Matières résiduelles : La renaissance du compost

Par Simon Cordeau
Matières résiduelles : La renaissance du compost
Les retourneurs mécaniques brassent périodiquement les andains pour les oxygéner. La chaude humidité à l’intérieur est libérée et se condense en fumée blanche. (Photo : Courtoisie)

Que ce soit vos restants de table, votre gazon coupé l’été ou vos feuilles mortes d’automne, toutes les matières organiques finissent par pourrir. Mais où et comment elles sont décomposées peut faire toute la différence quant à leur impact environnemental. Visite d’un centre de compostage avec Daniel Miron, président de Mironor.

Lorsque les matières organiques arrivent au centre de compostage, un tri est fait pour enlever les corps étrangers (comme le verre et autres matières non-compostables) et pour retirer les feuilles et le gazon des sacs de plastique. On vous recommande d’ailleurs de laisser votre compost en vrac dans votre bac, ou dans des sacs de papier, pour faciliter le travail du centre de compostage.

Les différents types de matières organiques sont ensuite combinés selon une recette pour maximiser leur décomposition et la qualité du compost qui en résultera. Les branches sont retirées pour être broyées, avant d’être intégrées au mélange. Mironor traite aussi les boues de fosses septiques. Elles sont d’abord déshydratées, puis compostées à part.

Enfin, le mélange est disposé en andains. Les andains sont des monticules triangulaires d’environ 3 mètres de haut et de 4 à 5 mètres de large, qui forment des rangées de plusieurs dizaines de mètres. Ils sont aménagés à l’extérieur, à l’air libre, bien que quelques andains soient couverts.

Dans ces andains, les microorganismes déjà présents dans la matière organique s’attellent à la tâche. Pour faire leur travail de décomposition, ils ont besoin d’oxygène et d’humidité. Cette activité génère aussi de la chaleur, et l’intérieur des andains peut monter jusqu’à 60ºC.

Le saviez-vous?

Si la décomposition est faite en présence d’oxygène, elle produit du gaz carbonique (CO2).
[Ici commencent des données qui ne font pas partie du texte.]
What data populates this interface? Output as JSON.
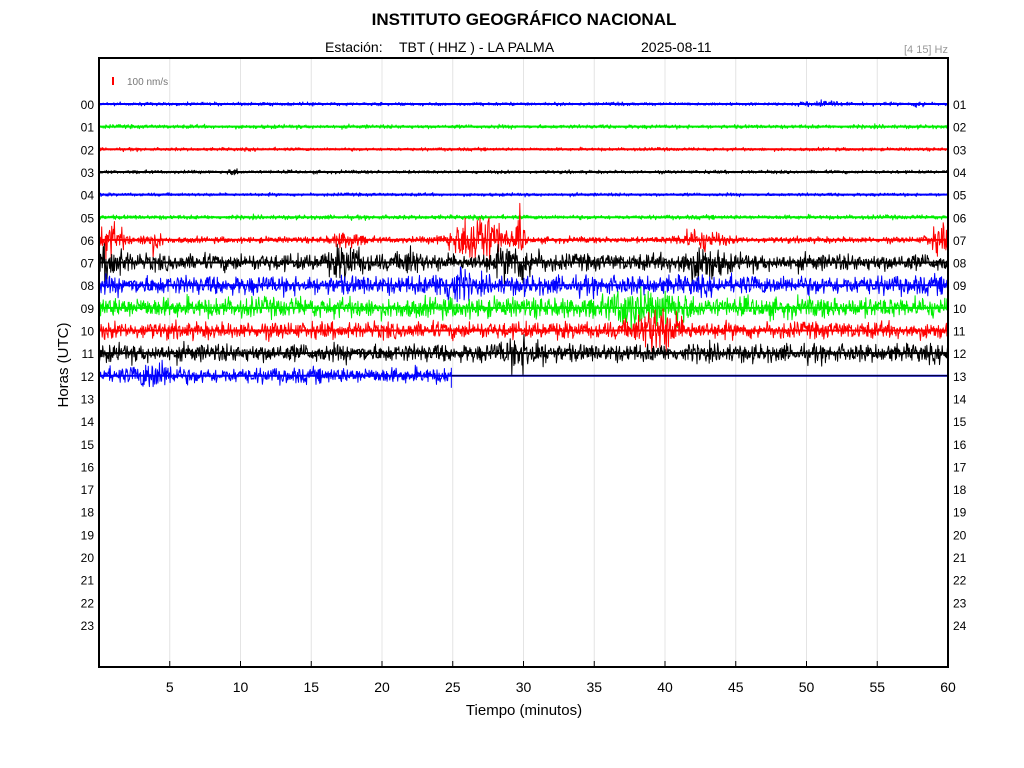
{
  "header": {
    "title": "INSTITUTO GEOGRÁFICO NACIONAL",
    "station_label": "Estación:",
    "station": "TBT ( HHZ ) - LA PALMA",
    "date": "2025-08-11",
    "filter_band": "[4 15] Hz"
  },
  "chart_data": {
    "type": "line",
    "title": "INSTITUTO GEOGRÁFICO NACIONAL",
    "subtitle": "Estación:  TBT ( HHZ ) - LA PALMA    2025-08-11",
    "xlabel": "Tiempo (minutos)",
    "ylabel": "Horas (UTC)",
    "xlim": [
      0,
      60
    ],
    "x_ticks": [
      5,
      10,
      15,
      20,
      25,
      30,
      35,
      40,
      45,
      50,
      55,
      60
    ],
    "left_tick_labels": [
      "00",
      "01",
      "02",
      "03",
      "04",
      "05",
      "06",
      "07",
      "08",
      "09",
      "10",
      "11",
      "12",
      "13",
      "14",
      "15",
      "16",
      "17",
      "18",
      "19",
      "20",
      "21",
      "22",
      "23"
    ],
    "right_tick_labels": [
      "01",
      "02",
      "03",
      "04",
      "05",
      "06",
      "07",
      "08",
      "09",
      "10",
      "11",
      "12",
      "13",
      "14",
      "15",
      "16",
      "17",
      "18",
      "19",
      "20",
      "21",
      "22",
      "23",
      "24"
    ],
    "grid": "vertical",
    "scale_bar_label": "100 nm/s",
    "scale_bar_color": "#ff0000",
    "trace_colors": [
      "#0000ff",
      "#00ee00",
      "#ff0000",
      "#000000"
    ],
    "traces": [
      {
        "hour": 0,
        "amplitude": 1.5,
        "end_minute": 60,
        "events": [
          {
            "minute": 51,
            "amp": 3,
            "width": 1
          },
          {
            "minute": 58,
            "amp": 2,
            "width": 0.5
          }
        ]
      },
      {
        "hour": 1,
        "amplitude": 1.8,
        "end_minute": 60,
        "events": []
      },
      {
        "hour": 2,
        "amplitude": 1.5,
        "end_minute": 60,
        "events": []
      },
      {
        "hour": 3,
        "amplitude": 1.5,
        "end_minute": 60,
        "events": [
          {
            "minute": 9.5,
            "amp": 2.5,
            "width": 0.4
          }
        ]
      },
      {
        "hour": 4,
        "amplitude": 1.5,
        "end_minute": 60,
        "events": []
      },
      {
        "hour": 5,
        "amplitude": 2.0,
        "end_minute": 60,
        "events": []
      },
      {
        "hour": 6,
        "amplitude": 2.8,
        "end_minute": 60,
        "events": [
          {
            "minute": 0.8,
            "amp": 14,
            "width": 1.0
          },
          {
            "minute": 3.8,
            "amp": 9,
            "width": 0.6
          },
          {
            "minute": 17.5,
            "amp": 6,
            "width": 1.0
          },
          {
            "minute": 26.8,
            "amp": 24,
            "width": 1.8
          },
          {
            "minute": 29.8,
            "amp": 22,
            "width": 0.25
          },
          {
            "minute": 42.5,
            "amp": 8,
            "width": 1.5
          },
          {
            "minute": 59.5,
            "amp": 12,
            "width": 0.8
          }
        ]
      },
      {
        "hour": 7,
        "amplitude": 7.5,
        "end_minute": 60,
        "events": [
          {
            "minute": 0.8,
            "amp": 10,
            "width": 1.0
          },
          {
            "minute": 17.5,
            "amp": 10,
            "width": 1.2
          },
          {
            "minute": 22,
            "amp": 8,
            "width": 0.6
          },
          {
            "minute": 29.5,
            "amp": 12,
            "width": 1.5
          },
          {
            "minute": 42.5,
            "amp": 11,
            "width": 1.5
          }
        ]
      },
      {
        "hour": 8,
        "amplitude": 8.5,
        "end_minute": 60,
        "events": [
          {
            "minute": 25,
            "amp": 12,
            "width": 1.0
          }
        ]
      },
      {
        "hour": 9,
        "amplitude": 9.0,
        "end_minute": 60,
        "events": [
          {
            "minute": 37.5,
            "amp": 12,
            "width": 1.2
          },
          {
            "minute": 40.5,
            "amp": 10,
            "width": 1.2
          }
        ]
      },
      {
        "hour": 10,
        "amplitude": 7.5,
        "end_minute": 60,
        "events": [
          {
            "minute": 39.5,
            "amp": 16,
            "width": 1.5
          }
        ]
      },
      {
        "hour": 11,
        "amplitude": 8.0,
        "end_minute": 60,
        "events": [
          {
            "minute": 30,
            "amp": 10,
            "width": 1.5
          }
        ]
      },
      {
        "hour": 12,
        "amplitude": 7.0,
        "end_minute": 24.9,
        "events": [
          {
            "minute": 4,
            "amp": 9,
            "width": 1.2
          }
        ]
      }
    ]
  }
}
Si l’oxygène est absent (lorsque la matière est enfouie par exemple), la décomposition produit alors du méthane (CH4). Les deux sont des gaz à effet de serre (GES), mais 1 kg de méthane dans l’atmosphère équivaut à 25 kg de gaz carbonique!
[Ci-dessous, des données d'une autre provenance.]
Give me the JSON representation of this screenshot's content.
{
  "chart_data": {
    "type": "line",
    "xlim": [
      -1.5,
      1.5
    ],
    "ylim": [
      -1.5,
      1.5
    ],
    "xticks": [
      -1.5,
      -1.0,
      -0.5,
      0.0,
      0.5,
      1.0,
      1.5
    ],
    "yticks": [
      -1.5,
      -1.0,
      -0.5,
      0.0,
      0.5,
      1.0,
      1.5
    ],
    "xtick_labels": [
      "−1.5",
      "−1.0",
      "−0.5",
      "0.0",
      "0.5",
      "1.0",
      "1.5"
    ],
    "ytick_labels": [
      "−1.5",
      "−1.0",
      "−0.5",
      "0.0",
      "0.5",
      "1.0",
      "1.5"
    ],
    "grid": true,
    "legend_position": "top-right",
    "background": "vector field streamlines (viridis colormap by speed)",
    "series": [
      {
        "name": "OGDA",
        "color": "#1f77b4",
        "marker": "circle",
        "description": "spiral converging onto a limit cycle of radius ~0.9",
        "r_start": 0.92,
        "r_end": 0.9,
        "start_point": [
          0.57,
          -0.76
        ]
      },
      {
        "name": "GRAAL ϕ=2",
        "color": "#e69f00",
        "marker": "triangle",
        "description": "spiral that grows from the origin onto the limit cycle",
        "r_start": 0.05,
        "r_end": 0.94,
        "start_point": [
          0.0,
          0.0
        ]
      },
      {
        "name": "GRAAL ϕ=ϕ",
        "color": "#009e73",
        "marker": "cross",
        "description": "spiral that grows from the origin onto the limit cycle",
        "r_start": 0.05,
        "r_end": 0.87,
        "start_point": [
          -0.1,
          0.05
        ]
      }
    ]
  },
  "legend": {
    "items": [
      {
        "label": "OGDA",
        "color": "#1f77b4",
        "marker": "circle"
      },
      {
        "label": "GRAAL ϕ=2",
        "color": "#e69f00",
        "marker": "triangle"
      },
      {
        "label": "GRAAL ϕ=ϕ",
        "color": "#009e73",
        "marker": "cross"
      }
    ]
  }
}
C’est pourquoi il est préférable de composter les matières organiques plutôt que de les enfouir.

Avec le temps, les andains s’affaissent et se compactent, ce qui réduit leur température et la circulation d’air, et ralentit la décomposition. Des retourneurs mécaniques brassent donc les andains à fréquence régulière, aux 7 à 10 jours, pour s’assurer que la décomposition continue efficacement.

Le taux d’humidité peut aussi ralentir la décomposition, si elle est trop basse ou élevée. Au besoin, les andains sont soit arrosés, soit retournés plus souvent pour favoriser l’évaporation.

Enfin, la température ambiante affecte le processus. L’été, par exemple, le gazon prend de 3 à 4 mois à se décomposer, alors que les feuilles mortes, qui arrivent à l’automne, prennent jusqu’à 6 mois. « L’hiver, le processus est au ralenti. Plus la température est basse, plus c’est long », explique M. Miron. Les différentes matières ne prennent pas toutes le même temps à se décomposer non plus.

Économie circulaire

Une fois la décomposition terminée, le compost est tamisé pour enlever les contaminants, comme des morceaux de verre, de plastique ou de métal. Le compost est ensuite vendu en vrac. Les particuliers, les entreprises et les municipalités l’utilisent pour le jardinage, l’aménagement paysager, l’agriculture ou comme engrais.

En plus de réduire l’émission de gaz à effet de serre (GES), le compostage contribue à l’économie circulaire. « Ce sont toutes des matières qui peuvent être réutilisées », souligne M. Miron. Dans ce nouveau compost pousseront des produits agricoles, des fleurs et du gazon qui termineront leur vie dans le bac brun, avant de recommencer le cycle et de nourrir la terre à nouveau.

Mironor, à Brownsburg-Chatham, reçoit les matières organiques de la MRC de La Rivière-du-Nord, mais aussi de Montréal, de Laval et de la Couronne Nord.

Dans la MRC des Pays-d’en-Haut, Sainte-Adèle, Estérel et Sainte-Marguerite-du-Lac-Masson envoient leur compost à Compo Recycle, à Chertsey.

Lac-des-Seize-Îles, Saint-Adolphe-d’Howard, Morin-Heights, Wentworth-Nord, Piedmont, Saint-Sauveur et Sainte-Anne-des-Lacs envoient le leur à Englobe, à Lachute.